The Catalan High Court (TSJC) has given a maximum period of 10 days to Catalonia's government to resume Covid-19 vaccination of members of the Spanish National Police and the Civil Guard stationed in Catalonia and reach "the same proportion" of officers vaccinated as has been reached in the vaccination of the Catalan autonomous police force, the Mossos d'Esquadra. Catalan public health secretary Josep Maria Argimon said that the vaccination plan would now have to "adapt to the judicial criteria as well", adding that he might ask the judge for advice on which vaccine should be given to the police officers, and noting that the court order will cause a delay in the vaccination of 70-79 year olds in Catalonia.
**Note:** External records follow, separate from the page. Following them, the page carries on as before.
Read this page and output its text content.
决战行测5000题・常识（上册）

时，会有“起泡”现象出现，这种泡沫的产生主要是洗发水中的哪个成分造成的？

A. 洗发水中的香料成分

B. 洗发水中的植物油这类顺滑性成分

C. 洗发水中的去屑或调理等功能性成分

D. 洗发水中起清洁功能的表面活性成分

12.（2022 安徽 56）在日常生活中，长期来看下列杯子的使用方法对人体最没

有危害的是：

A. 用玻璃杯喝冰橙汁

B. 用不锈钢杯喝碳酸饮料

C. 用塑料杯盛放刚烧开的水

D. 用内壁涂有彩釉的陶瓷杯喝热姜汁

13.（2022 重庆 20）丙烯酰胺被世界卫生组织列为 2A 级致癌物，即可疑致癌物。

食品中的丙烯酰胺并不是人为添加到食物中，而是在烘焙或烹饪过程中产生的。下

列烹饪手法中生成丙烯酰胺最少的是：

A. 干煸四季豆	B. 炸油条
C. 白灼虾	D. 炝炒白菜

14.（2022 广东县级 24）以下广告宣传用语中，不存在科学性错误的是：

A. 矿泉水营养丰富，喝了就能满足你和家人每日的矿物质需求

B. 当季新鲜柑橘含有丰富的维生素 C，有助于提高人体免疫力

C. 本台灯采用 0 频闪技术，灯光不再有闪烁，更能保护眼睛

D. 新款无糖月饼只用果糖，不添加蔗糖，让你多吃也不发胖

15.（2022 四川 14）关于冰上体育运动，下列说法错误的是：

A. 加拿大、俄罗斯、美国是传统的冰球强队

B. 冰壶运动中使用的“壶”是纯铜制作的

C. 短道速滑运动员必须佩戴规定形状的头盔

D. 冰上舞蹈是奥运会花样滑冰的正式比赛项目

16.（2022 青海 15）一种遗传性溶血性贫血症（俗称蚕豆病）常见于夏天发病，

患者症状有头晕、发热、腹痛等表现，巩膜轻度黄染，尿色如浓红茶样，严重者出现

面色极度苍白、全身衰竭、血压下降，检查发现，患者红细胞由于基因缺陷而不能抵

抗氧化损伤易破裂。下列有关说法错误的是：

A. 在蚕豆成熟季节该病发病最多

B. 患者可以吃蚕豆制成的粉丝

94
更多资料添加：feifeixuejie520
The court took this action in response to a request for interim measures demanded by two police unions, JUPOL and JUCIL, for the Catalan ministry of health to include officers of these two Spanish security bodies in the Catalonia vaccination plan, the court explained. The administrative disputes chamber of the court which heard the matter also orders that, two days after the end of the 10-day period, the Catalan health ministry must send it a report on compliance with this measure.
The public prosecutors urged the court today to support the request for interim measures by the two police unions to force the Catalan Government to resume coronavirus vaccination of Spanish National police and Civil Guards assigned in Catalonia.
The prosecutor's report considers that the request for interim measures to resume vaccination is "fully justified." On April 8th, JUPOL and JUCIL appealed the Catalan government's resolution annulling the vaccination of the agents of the two Spanish security bodies without setting a new date. The prosecutors allege that that is a violation of the right to equality and non-discrimination, since other emergency services were still being vaccinated.
According to the unions who are part of the appeal, the Catalan health authorities are "in violation in Catalonia of the National Vaccination Plan against Covid-19, applying it only to regional and local police officers and other security forces, and excluding or omitting" officers of the National Police corps and the Civil Guard.
Earlier, on April 20th, the court refused to take interim measures with extraordinary urgency, and asked the parties to make submission on interim measures with a less-drastic "urgency" called for by the unions with reports such as this one from the prosecutors. "It is obvious that, if the alleged facts are true, a clear and unjustified situation of discrimination by the administration took place - or is taking place - in addition to a clear failure to comply with regulations" of these police forces, state the prosecutors in their report.
"I will ask the judge what vaccine to use"
Catalan public health secretary Josep Maria Argimon, when asked about the court decision this afternoon, gave a clear response. "Now, we also have to adapt to judicial criteria. The judicial criterion of reaching the same coverage [for Spanish police bodies] as for the Mossos is ridiculous, I will not describe it as anything else," he said. "I will ask the judge what vaccine I should do it with. The person who has politicized this should resolve it," he remarked.
In answer to another question, he stressed that this decision will have consequences. Basically it will mean, he said, that the vaccination of people in the 70-79 age group will be delayed.
Vaccination of members of these Spanish police bodies in Catalonia began in March using the AstraZeneca jab. It was suspended when reports began to emerge of rare cases of thrombosis in those receiving this jab. The use of AstraZeneca is no longer permitted in Spain for those under 60 years old and vaccination plans have had to be adjusted.